AI is a revolutionary technology, and in the right hands, it can do wonders for humans. But every technological innovation comes with two sides, and there is always a side that raises concerns
for people. AI is no different, and it also raises some serious concerns wherever it gets used. Many people think AI is here to replace, but that is not true. AI-powered software testing services work only because there are exceptional programmers and QA engineers who can build such AI models to reduce the time taken to complete any testing process. If you are new to the world of AI and its applications, you might be fascinated with all the work that can be done through AI, but before you use it for everything, you should also look at the other end and understand the ethical considerations of using this technology. In this article, we will look at what is AI-powered software testing, what are the benefits of using this, and what ethical considerations should be considered while working on AI-driven test automation.
What is AI-powered Software Testing?
AI-powered software testing is the process wherein you use testing tools with AI capabilities, or the entire process is done with the help of AI. AI can help testers to develop test cases and run
them without any human intervention. Moreover, the results can also be saved at a predefined location so that QA engineers can refer to them at later stages. AI-powered software testing is quite life-changing for many QA engineers, so let’s have a look at a few of the benefits of this change.
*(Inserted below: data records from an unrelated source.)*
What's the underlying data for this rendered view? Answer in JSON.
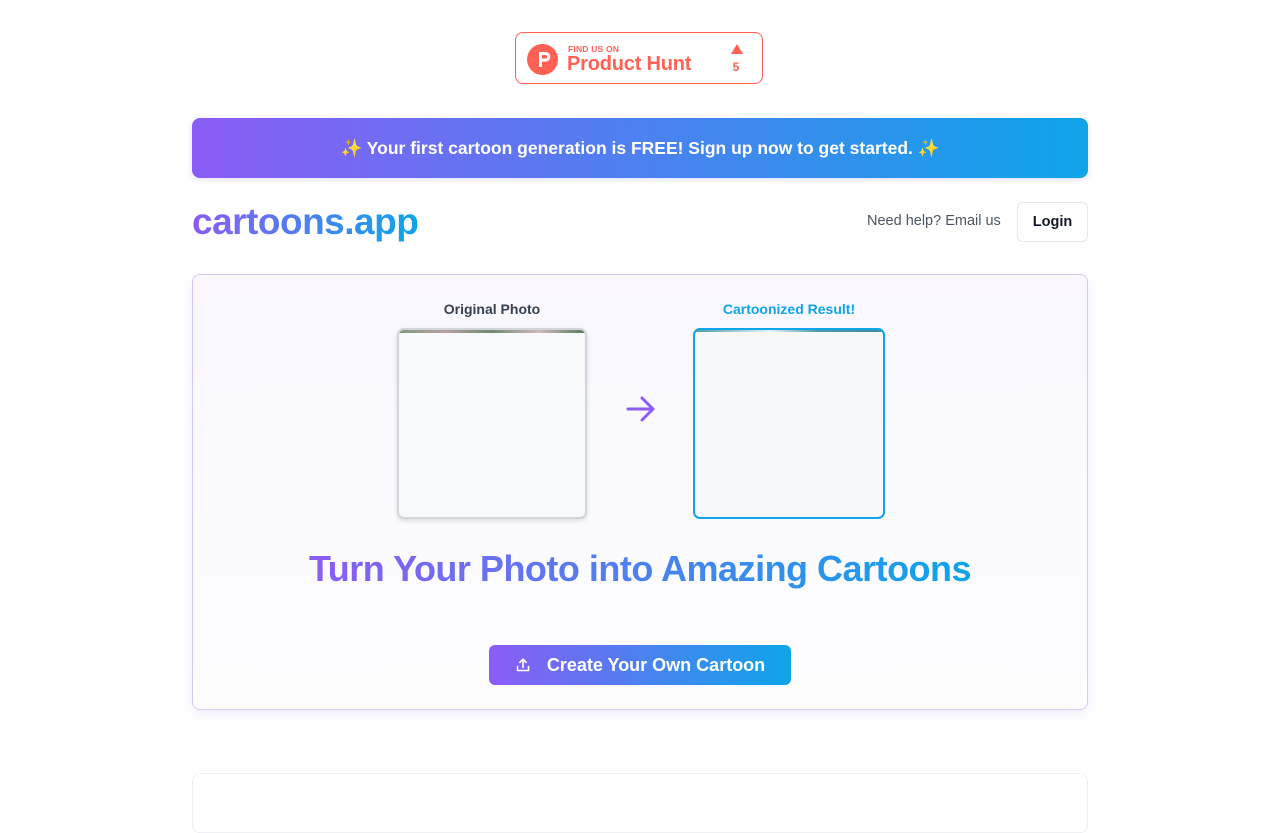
{
  "product_hunt": {
    "find_us_on": "FIND US ON",
    "name": "Product Hunt",
    "upvote_count": "5",
    "logo_letter": "P",
    "color": "#ff6154"
  },
  "promo_banner": {
    "text": "✨ Your first cartoon generation is FREE! Sign up now to get started. ✨"
  },
  "header": {
    "logo": "cartoons.app",
    "help_text": "Need help? Email us",
    "login_label": "Login"
  },
  "hero": {
    "original_label": "Original Photo",
    "result_label": "Cartoonized Result!",
    "arrow_icon": "arrow-right-icon",
    "headline": "Turn Your Photo into Amazing Cartoons",
    "cta_label": "Create Your Own Cartoon",
    "cta_icon": "upload-icon"
  },
  "colors": {
    "gradient_start": "#8b5cf6",
    "gradient_end": "#0ea5e9",
    "result_border": "#0ea5e9"
  }
}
Benefits of AI-Powered Testing
Better Software Quality
With the help of AI in QA, you can improve the quality of your software by many folds. AI models can help you develop robust test cases and execute them. The models can find challenging
situations for the application and test them in a way that the application is tested from all angles. This reduces the chances of bugs going unnoticed and manual errors.
Test automation has always improved the performance of any testing process, and with AI included in this, it becomes even better. AI models decrease the dependency on human engineers to execute or design test cases for the application. Moreover, AI models can perform more tests parallelly than humans, and the overall time taken to complete the testing process is also reduced. This time reduction results in better performance for the entire team, and they can deliver working software faster.
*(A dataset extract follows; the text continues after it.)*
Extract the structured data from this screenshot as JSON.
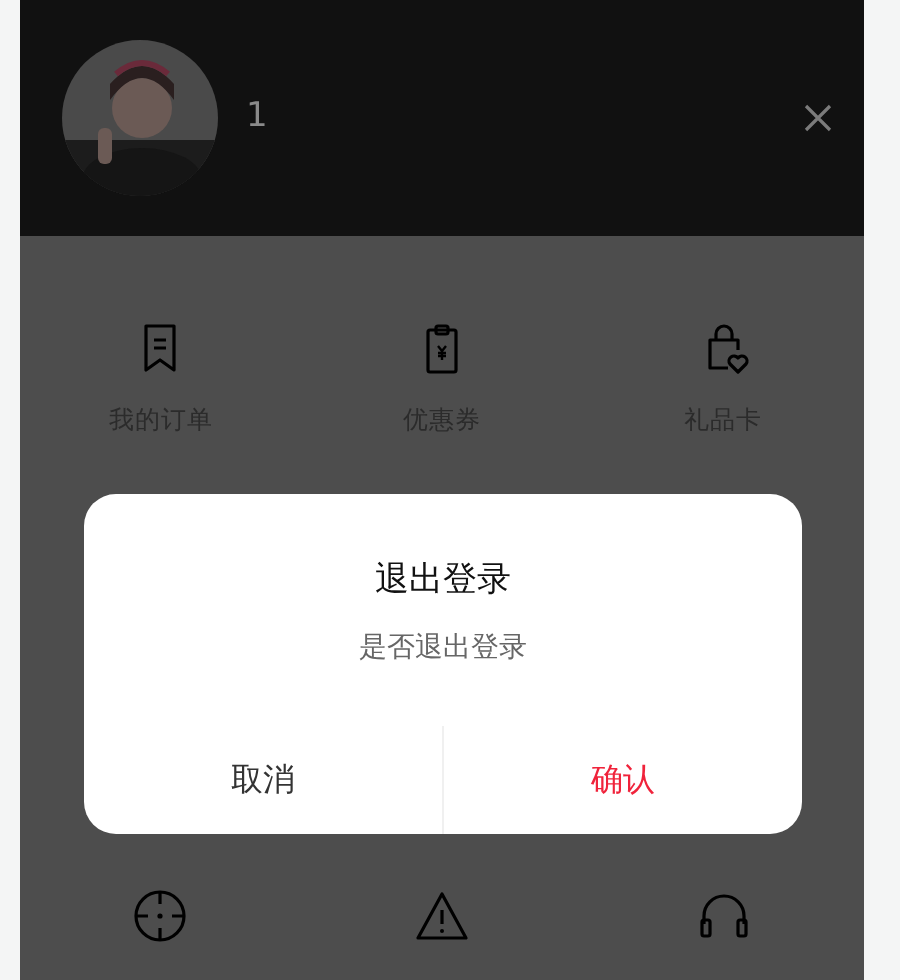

Building AI models is a one-time activity that can result in significant cost reductions. When you do manual or automation software testing, you need to hire a team, and the team will take time
to test the applications. On the other hand, once an AI model is developed and deployed, you don’t need to have a huge team to run the testing process. Moreover, by adopting the process
of AI-powered software testing, companies can reduce their dependency on QA engineers and large teams. This will ultimately reduce costs for any team.
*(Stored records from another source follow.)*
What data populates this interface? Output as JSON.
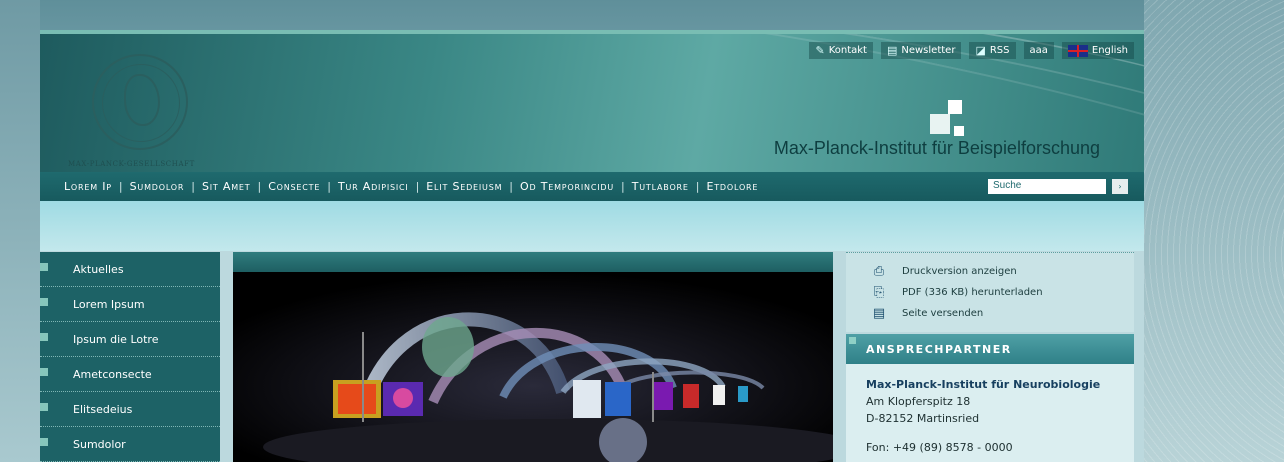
{
  "top_links": [
    {
      "label": "Kontakt",
      "icon": "edit-icon"
    },
    {
      "label": "Newsletter",
      "icon": "newsletter-icon"
    },
    {
      "label": "RSS",
      "icon": "rss-icon"
    },
    {
      "label": "aaa",
      "icon": "font-size-icon"
    },
    {
      "label": "English",
      "icon": "uk-flag-icon"
    }
  ],
  "logo": {
    "text": "MAX-PLANCK-GESELLSCHAFT"
  },
  "institute": {
    "name": "Max-Planck-Institut für Beispielforschung"
  },
  "nav": {
    "items": [
      "Lorem Ip",
      "Sumdolor",
      "Sit Amet",
      "Consecte",
      "Tur Adipisici",
      "Elit Sedeiusm",
      "Od Temporincidu",
      "Tutlabore",
      "Etdolore"
    ],
    "search_placeholder": "Suche",
    "search_button": "›"
  },
  "sidebar": {
    "items": [
      "Aktuelles",
      "Lorem Ipsum",
      "Ipsum die Lotre",
      "Ametconsecte",
      "Elitsedeius",
      "Sumdolor"
    ]
  },
  "tools": [
    {
      "label": "Druckversion anzeigen",
      "icon": "print-icon"
    },
    {
      "label": "PDF (336 KB) herunterladen",
      "icon": "pdf-download-icon"
    },
    {
      "label": "Seite versenden",
      "icon": "send-page-icon"
    }
  ],
  "contact": {
    "heading": "ANSPRECHPARTNER",
    "org": "Max-Planck-Institut für Neurobiologie",
    "street": "Am Klopferspitz 18",
    "city": "D-82152 Martinsried",
    "partial": "Fon: +49 (89) 8578 - 0000"
  },
  "colors": {
    "header_teal": "#3a8785",
    "nav_bg": "#1f6a6e",
    "sidebar_bg": "#1d6266",
    "accent_green": "#86c6bb"
  }
}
When QA engineers and Manual testers keep on testing the same thing repeatedly, it is possible that they miss out on some bugs. With AI-driven test automation, you never have to worry about accuracy. If you have developed an accurate model, the reports and results that it provides for any testing process will be way more accurate than QA teams.
Having known about the benefits of AI-powered software testing, you might be excited to use this technology for your business, but first, you should understand the ethical considerations for
this. So, let’s have a look at them in the next section.
Ethical Considerations in AI-Powered Software Testing
Impact on QA Engineers
Many people think that AI ML will replace humans entirely. This is not true; QA engineers will always be required, and AI models will never replace them completely. But many companies are
not ready to understand this. They are trying out different AI and ML-based tools, and with some signs of success, they think that AI will be the solution that will help them operate with lean
teams. By such thinking, organizations may start to reduce their QA teams, and this will directly impact QA engineers. AI-based testing tools can only work best if they are accompanied by
AI models can make decisions, but they aren’t aware of the real-world results of their decisions. Hence, there should be a mechanism to place accountability. This can be done by keeping
human engineers at the center of the testing process, and they should be able to verify everything that is done by the AI models. Moreover, humans should always be in a position to
control the testing process at any stage to ensure that nothing goes wrong during the testing of the application.
Bias is a common ethical concern with AI models. As the output of any AI model is based on the underlying data and its way of learning, it is important that AI models are not trained on biased
data. When an AI model is trained with biased data, it will always give out biased results, and in the case of testing, you don’t want to have biased results. If you have biased test results, there are chances that you may miss out on bugs, too.
AI-powered testing tools may not understand the difference between private data, and they can collect and process private or sensitive data without any hiccups. This can become a huge
privacy issue as you may end up processing people’s private data as a part of the testing process. Hence, it is essential to safeguard private data and try to keep AI models in check so
that no privacy lapses take place.
When you develop an AI application in-house, you may know the solution entirely, but that is not always the case. In AI-driven testing, you might use third-party tools, and they will have their
own algorithms, which might not be open-sourced. Transparency is a concern in AI apps, and you should always choose AI tools that are transparent so that you can look around and
understand the application or algorithm easily.
Coming to an end, while AI for QA will help a lot of testers, and every company should try this technology, the ethical considerations should not be overlooked. Just like every other technology, AI also has a dark side, and you should always be careful while building solutions.